The Quests generate a preoccupation with universals, like work and ethics. It is also noticeable that these Quests would be expected to appear in all cultures and societies: e.g. what was creative in the past, is still deemed creative, and pursuing ideals remains even if the particular ideals do change.
This FAQ webpage covers some common objections and misunderstandings. Click on any Q to see its Answer.
Q: What do these Primal Quests do?
A: The Primal Quests don't do anything. You do things in accord with their nature.
They are potential personal «life purposes» that can drive or influence specific endeavours. The type of purpose persists and can never be dismissed as «been there, done that». Each Quest has a different function, but each is perceived (by the person who adheres to it) as the best way to be happy &/or have a meaningful life.
Q: How many Primal Quests can you have?
A: The Primal Quests have incompatibilities and significant differences. However, it is possible and probably desirable to have at least two: one from each pole of the Approach Duality i.e. from each of the diagonal sets. You can still find other Quests appealing. Aspects of them will certainly be relevant at times.
Q: I believe that I relate to many of your Primal Quests. Why do you insist that is impossible?
A: It is very likely that you have a genuine sympathy with the underlying principles of each. Indeed, everyone should. However, it is simply impossible in practice to be governed by all the Primal Quests because of the many contradictions in assumptions and requirements. It is possible that you are sensing the Root Spiral which is believed to specify «coping», or the nested Framework within Obedience that draws on all Quests, or the Planes of Existence (see next section).
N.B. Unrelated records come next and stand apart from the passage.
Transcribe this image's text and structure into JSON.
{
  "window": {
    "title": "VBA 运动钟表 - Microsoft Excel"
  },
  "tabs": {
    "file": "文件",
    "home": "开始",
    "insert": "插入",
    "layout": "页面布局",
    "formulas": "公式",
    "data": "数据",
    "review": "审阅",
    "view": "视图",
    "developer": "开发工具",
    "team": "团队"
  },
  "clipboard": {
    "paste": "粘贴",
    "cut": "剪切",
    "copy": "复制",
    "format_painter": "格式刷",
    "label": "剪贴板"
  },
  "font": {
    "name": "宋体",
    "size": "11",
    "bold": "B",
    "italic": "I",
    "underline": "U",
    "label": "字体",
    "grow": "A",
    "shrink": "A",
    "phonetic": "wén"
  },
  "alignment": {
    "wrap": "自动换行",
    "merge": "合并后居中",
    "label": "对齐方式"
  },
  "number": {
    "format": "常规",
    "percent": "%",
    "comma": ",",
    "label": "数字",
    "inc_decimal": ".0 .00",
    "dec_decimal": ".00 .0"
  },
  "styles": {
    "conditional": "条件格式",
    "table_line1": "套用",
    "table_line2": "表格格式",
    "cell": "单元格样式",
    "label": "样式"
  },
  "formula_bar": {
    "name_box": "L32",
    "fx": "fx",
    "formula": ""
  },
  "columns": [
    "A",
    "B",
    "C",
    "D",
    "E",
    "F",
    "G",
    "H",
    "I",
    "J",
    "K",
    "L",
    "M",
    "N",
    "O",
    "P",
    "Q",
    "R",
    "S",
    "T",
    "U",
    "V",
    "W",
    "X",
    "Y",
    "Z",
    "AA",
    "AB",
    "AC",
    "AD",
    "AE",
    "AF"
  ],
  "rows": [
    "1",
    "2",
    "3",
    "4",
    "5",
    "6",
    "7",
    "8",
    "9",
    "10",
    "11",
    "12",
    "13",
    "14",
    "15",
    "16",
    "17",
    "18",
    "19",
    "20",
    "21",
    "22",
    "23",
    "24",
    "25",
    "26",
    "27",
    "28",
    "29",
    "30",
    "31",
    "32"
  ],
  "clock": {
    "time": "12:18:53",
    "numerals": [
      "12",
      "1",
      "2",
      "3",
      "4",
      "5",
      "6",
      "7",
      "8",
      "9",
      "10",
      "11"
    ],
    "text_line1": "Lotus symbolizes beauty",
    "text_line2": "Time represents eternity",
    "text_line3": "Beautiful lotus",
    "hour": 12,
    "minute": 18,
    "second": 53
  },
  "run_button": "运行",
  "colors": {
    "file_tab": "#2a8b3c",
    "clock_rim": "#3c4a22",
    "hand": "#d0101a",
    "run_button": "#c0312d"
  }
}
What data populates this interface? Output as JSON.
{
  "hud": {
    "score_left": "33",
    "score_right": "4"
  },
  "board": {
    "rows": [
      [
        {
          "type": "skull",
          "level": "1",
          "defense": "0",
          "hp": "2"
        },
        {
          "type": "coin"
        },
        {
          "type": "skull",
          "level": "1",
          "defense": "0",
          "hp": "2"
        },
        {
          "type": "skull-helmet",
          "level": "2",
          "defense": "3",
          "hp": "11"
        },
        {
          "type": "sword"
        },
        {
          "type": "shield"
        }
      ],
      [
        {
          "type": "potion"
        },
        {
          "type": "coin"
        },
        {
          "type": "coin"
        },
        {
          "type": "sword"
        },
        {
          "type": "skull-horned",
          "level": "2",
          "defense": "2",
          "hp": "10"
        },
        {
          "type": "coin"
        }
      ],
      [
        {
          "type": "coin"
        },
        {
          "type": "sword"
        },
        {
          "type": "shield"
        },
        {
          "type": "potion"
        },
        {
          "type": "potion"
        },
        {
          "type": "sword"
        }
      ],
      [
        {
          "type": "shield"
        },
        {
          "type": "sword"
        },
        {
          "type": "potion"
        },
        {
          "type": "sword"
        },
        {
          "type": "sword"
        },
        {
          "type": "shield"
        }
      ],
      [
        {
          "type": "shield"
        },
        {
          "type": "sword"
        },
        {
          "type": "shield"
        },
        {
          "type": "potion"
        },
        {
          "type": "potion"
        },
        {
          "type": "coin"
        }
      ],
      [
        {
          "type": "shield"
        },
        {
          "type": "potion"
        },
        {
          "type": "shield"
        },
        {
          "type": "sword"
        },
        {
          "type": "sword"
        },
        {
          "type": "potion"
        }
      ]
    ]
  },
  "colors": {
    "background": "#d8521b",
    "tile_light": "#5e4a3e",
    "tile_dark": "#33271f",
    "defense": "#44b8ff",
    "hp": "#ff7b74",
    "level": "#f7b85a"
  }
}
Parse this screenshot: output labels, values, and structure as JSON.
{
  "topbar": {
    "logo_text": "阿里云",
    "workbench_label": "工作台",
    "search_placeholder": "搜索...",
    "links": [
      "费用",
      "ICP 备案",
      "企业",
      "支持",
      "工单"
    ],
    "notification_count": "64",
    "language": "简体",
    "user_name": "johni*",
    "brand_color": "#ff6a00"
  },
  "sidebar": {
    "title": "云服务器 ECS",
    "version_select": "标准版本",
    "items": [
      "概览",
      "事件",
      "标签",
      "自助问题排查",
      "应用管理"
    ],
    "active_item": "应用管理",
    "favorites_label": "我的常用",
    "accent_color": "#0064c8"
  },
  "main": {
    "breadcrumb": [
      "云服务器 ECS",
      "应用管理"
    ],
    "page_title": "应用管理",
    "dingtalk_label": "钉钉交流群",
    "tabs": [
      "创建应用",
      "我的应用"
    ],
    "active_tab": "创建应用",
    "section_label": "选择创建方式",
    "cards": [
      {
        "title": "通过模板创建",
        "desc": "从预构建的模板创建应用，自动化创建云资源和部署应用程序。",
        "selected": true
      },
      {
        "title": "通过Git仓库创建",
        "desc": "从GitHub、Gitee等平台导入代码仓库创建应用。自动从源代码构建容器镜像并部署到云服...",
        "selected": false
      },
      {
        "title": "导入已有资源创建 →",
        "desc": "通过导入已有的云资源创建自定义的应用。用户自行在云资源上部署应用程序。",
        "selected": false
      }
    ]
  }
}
Q: What about the Quest for money?
A: Money can buy happiness—if your happiness is built around Pleasure-RH'L1. Money is also useful for anyone, as it provides freedom and widens opportunities to seek happiness via any particular Primal Quest. It may also assist in pursuit of the Salvation Quest. But money can't buy meaning (ideals), enlightenment, creation, obedience or spirituality. Money is often portrayed as an obstacle because of the attitudes surrounding it.
Q: Why isn't there a Quest for Power?
A: There is a Lust for Power in THEE: it corresponds to the destructive operation of Change-RH'L3. It is insatiable, but that is not enough to make it a Quest. It is closely linked with being power-centred, which is social-ethical in nature. In the next section, I offer some further speculations.
Q: What about the importance of empathy in the Salvation Quest?
A: Empathy is essential for the Meaning Quest, whereas in the Salvation Quest, observation and intervention are the requirements. The focus is on specific individuals who are so vulnerable or so deprived or so desperate that anybody and everybody can observe the suffering. Yet nothing, or not nearly enough, is being done to rescue the situation. Empathy is likely, useful and beneficial in the Salvation Quest, but it is not the fundamental issue. Common decency is far more relevant.
Q: How can the Salvation Quest exist outside a religion?
A: An ideological ownership of this term seems to have developed. All religions have soteriological (or salvationist) aspects, so each religion has its own answer for you. That is perfectly normal and reasonable. But people in physical danger and currently suffering require care and attention from others who are better off, irrespective of the religion or religiosity of the sufferer or the rescuer. The term «salvation» has been chosen for such a Quest. Can you suggest an alternative and possibly more suitable name?
Q: Are Primal Quests forms of ethics or ethical philosophy?
A: The Quests may be intrinsically ethical as a group: but that is uncertain at this stage of the inquiry. They seem to sit alongside ethics. Some Quests do promote or demand certain ethical choices and orientations. None prevent ethical choice—and that includes the Quest for Pleasure-RH'L1.
Ethics regulates social life, and is not focused on personal happiness or the survival of humanity. The battle between what is good and what is right, fought so intensely by ethicists and philosophers, does not appear to be relevant in this existential Quest arena.